The International Archives of the Photogrammetry, Remote Sensing and Spatial Information Sciences
Publications Copernicus
Articles | Volume XLII-2/W7
12 Sep 2017
 | 12 Sep 2017


J. Yan, N. Grasso, S. Zlatanova, R. C. Braggaar, and D. B. Marx

Keywords: Challenges, Indoor, 3D Modelling, Quadrotor Unmanned Aerial Vehicle (QUAV)

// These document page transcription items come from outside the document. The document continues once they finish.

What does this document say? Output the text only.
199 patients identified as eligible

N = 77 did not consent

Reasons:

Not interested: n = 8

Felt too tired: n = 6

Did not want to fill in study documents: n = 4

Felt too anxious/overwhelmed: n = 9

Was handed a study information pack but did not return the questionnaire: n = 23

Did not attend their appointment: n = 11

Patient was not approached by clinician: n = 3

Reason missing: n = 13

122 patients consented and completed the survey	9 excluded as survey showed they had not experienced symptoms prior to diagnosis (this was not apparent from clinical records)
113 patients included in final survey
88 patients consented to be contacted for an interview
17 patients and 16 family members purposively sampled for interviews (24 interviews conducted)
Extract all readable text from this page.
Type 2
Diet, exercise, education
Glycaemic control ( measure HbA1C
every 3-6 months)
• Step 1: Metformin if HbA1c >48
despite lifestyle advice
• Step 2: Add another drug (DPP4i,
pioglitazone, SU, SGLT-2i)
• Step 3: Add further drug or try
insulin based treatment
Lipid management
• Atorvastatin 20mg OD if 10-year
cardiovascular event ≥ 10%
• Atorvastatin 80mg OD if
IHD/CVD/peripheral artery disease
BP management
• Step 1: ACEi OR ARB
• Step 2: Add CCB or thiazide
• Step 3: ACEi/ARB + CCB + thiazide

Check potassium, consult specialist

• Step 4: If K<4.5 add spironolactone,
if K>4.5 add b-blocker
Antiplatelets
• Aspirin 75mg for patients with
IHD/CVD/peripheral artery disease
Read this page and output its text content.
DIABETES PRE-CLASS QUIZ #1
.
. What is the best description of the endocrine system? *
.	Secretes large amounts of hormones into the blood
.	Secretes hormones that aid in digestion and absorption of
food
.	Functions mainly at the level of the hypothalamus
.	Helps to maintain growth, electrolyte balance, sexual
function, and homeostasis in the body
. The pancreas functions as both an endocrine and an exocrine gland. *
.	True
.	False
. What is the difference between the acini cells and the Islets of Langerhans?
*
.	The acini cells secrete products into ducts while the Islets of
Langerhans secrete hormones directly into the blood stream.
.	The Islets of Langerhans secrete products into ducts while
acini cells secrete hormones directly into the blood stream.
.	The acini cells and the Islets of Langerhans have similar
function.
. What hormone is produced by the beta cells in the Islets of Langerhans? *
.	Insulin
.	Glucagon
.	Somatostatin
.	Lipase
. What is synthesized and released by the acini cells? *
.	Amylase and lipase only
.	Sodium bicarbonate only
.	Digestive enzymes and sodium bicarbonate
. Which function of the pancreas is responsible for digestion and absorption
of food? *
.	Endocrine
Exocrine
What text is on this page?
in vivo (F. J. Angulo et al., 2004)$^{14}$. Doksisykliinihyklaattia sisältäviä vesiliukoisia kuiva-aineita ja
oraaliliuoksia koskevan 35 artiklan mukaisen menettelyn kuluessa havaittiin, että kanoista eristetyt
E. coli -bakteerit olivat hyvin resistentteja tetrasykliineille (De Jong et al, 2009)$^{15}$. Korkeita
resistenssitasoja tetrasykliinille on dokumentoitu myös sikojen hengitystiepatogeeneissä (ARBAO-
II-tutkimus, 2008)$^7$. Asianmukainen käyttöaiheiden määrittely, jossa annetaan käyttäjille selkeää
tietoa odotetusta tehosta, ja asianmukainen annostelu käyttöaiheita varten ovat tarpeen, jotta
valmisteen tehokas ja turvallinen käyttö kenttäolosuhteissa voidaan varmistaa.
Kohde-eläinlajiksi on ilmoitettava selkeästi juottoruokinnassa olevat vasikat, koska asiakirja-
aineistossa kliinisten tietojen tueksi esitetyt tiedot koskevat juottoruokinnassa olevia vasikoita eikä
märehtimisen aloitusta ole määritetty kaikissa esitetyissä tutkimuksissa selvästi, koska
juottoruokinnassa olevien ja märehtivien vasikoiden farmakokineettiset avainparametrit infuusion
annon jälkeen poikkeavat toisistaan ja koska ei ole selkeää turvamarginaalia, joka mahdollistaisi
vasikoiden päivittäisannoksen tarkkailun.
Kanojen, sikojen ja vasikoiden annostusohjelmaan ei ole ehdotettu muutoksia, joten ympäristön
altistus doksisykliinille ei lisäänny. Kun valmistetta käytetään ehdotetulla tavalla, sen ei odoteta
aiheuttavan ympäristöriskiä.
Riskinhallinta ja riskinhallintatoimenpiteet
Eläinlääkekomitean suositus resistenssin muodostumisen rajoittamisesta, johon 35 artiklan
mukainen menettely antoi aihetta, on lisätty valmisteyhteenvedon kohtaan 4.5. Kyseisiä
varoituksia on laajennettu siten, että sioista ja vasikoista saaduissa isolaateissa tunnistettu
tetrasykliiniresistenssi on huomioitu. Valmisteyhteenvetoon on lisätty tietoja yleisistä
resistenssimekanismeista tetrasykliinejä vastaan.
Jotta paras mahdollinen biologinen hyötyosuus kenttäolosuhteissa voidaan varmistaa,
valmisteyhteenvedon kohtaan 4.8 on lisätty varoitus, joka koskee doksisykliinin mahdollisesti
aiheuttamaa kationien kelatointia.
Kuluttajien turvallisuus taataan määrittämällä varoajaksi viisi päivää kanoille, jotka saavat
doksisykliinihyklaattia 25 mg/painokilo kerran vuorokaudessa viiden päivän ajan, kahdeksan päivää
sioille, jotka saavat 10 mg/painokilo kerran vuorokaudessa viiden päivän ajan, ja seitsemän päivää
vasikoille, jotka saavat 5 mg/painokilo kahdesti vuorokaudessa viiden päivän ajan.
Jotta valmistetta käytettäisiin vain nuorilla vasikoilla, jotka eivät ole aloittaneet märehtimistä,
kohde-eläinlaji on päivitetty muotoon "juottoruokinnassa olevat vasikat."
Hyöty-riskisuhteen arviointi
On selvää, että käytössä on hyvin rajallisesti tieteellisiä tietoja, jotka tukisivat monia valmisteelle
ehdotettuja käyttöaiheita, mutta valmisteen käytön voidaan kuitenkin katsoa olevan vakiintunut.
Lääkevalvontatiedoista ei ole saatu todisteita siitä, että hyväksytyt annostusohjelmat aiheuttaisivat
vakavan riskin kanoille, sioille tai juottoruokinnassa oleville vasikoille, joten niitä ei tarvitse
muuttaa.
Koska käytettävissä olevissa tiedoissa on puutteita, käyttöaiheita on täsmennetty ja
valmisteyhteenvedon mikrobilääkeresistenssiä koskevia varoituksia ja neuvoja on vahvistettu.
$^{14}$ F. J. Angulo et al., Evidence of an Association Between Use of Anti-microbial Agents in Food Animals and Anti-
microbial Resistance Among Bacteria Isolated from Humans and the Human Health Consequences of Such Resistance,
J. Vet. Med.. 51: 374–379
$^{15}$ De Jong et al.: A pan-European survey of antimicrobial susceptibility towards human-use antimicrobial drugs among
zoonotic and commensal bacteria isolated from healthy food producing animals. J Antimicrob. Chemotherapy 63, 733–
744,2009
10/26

Abstract. Three-dimensional modelling plays a vital role in indoor 3D tracking, navigation, guidance and emergency evacuation. Reconstruction of indoor 3D models is still problematic, in part, because indoor spaces provide challenges less-documented than their outdoor counterparts. Challenges include obstacles curtailing image and point cloud capture, restricted accessibility and a wide array of indoor objects, each with unique semantics. Reconstruction of indoor environments can be achieved through a photogrammetric approach, e.g. by using image frames, aligned using recurring corresponding image points (CIP) to build coloured point clouds. Our experiments were conducted by flying a QUAV in three indoor environments and later reconstructing 3D models which were analysed under different conditions. Point clouds and meshes were created using Agisoft PhotoScan Professional. We concentrated on flight paths from two vantage points: 1) safety and security while flying indoors and 2) data collection needed for reconstruction of 3D models. We surmised that the main challenges in providing safe flight paths are related to the physical configuration of indoor environments, privacy issues, the presence of people and light conditions. We observed that the quality of recorded video used for 3D reconstruction has a high dependency on surface materials, wall textures and object types being reconstructed. Our results show that 3D indoor reconstruction predicated on video capture using a QUAV is indeed feasible, but close attention should be paid to flight paths and conditions ultimately influencing the quality of 3D models. Moreover, it should be decided in advance which objects need to be reconstructed, e.g. bare rooms or detailed furniture.